Question

In sheep, coat color is influenced by two genes. Gene A influences pigment production, while gene B produces black or brown pigment. If two heterozygous white sheep resulted in 12 white sheep, 3 black sheep, and 1 brown sheep, which genotype(s) of the white sheep explain this data? a) The white sheep could be A_B_ or aaB_. b) The white sheep could be A_B_ or aabb. c) The white sheep could be A_B_ or A_bb

Answer 1

c) The white sheep could be A_B_ or A_bb.

Step-by-step explanation:

This is a case of dominant epistasis which falls under the category of intergenic interaction (gene interaction) and produces phenotypes in 12:3:1 ratio rather than producing ideal 9:3:3:1 ratio of Mendelian inheritance for dihybrid crosses.

The progeny produced after such dihybrid cross and their phenotypes will be as under:

AABB - 1 white

AABb - 2 white

AAbb - 1 white

AaBB - 2 white

AaBb - 4 white

Aabb - 2 white

aaBB - 1 black

aaBb - 2 black

aabb - 1 brown

In the example as shown above, gene A is masking the expression of gene B and influencing the coat color.

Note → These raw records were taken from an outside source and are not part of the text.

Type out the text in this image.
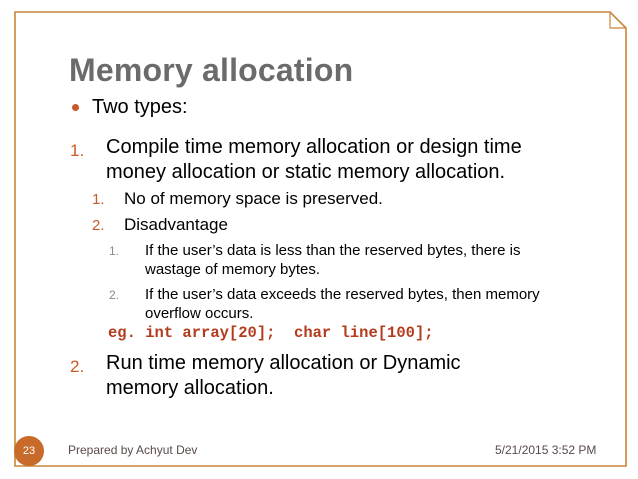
Memory allocation

Two types:

1. Compile time memory allocation or design time

money allocation or static memory allocation.

1. No of memory space is preserved.

2. Disadvantage

1. If the user’s data is less than the reserved bytes, there is wastage of memory bytes.

2. If the user’s data exceeds the reserved bytes, then memory overflow occurs.

eg. int array[20];  char line[100];

2. Run time memory allocation or Dynamic

memory allocation.

23	Prepared by Achyut Dev	5/21/2015 3:52 PM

Whenever gene A is present in dominant and heterozygous form, the coat color is white but in the progeny where gene A is homozygous recessive the coat color is either black or brown depending upon whether gene B is present or not. When gene A is absent and gene B is present in dominant and heterozygous form, the coat color is black but when gene B is also absent then the coat color is brown.

So it is clear that the product of gene A will cause the product of gene B to be white always as a result of which the product of gene B will express only in the absence of gene A.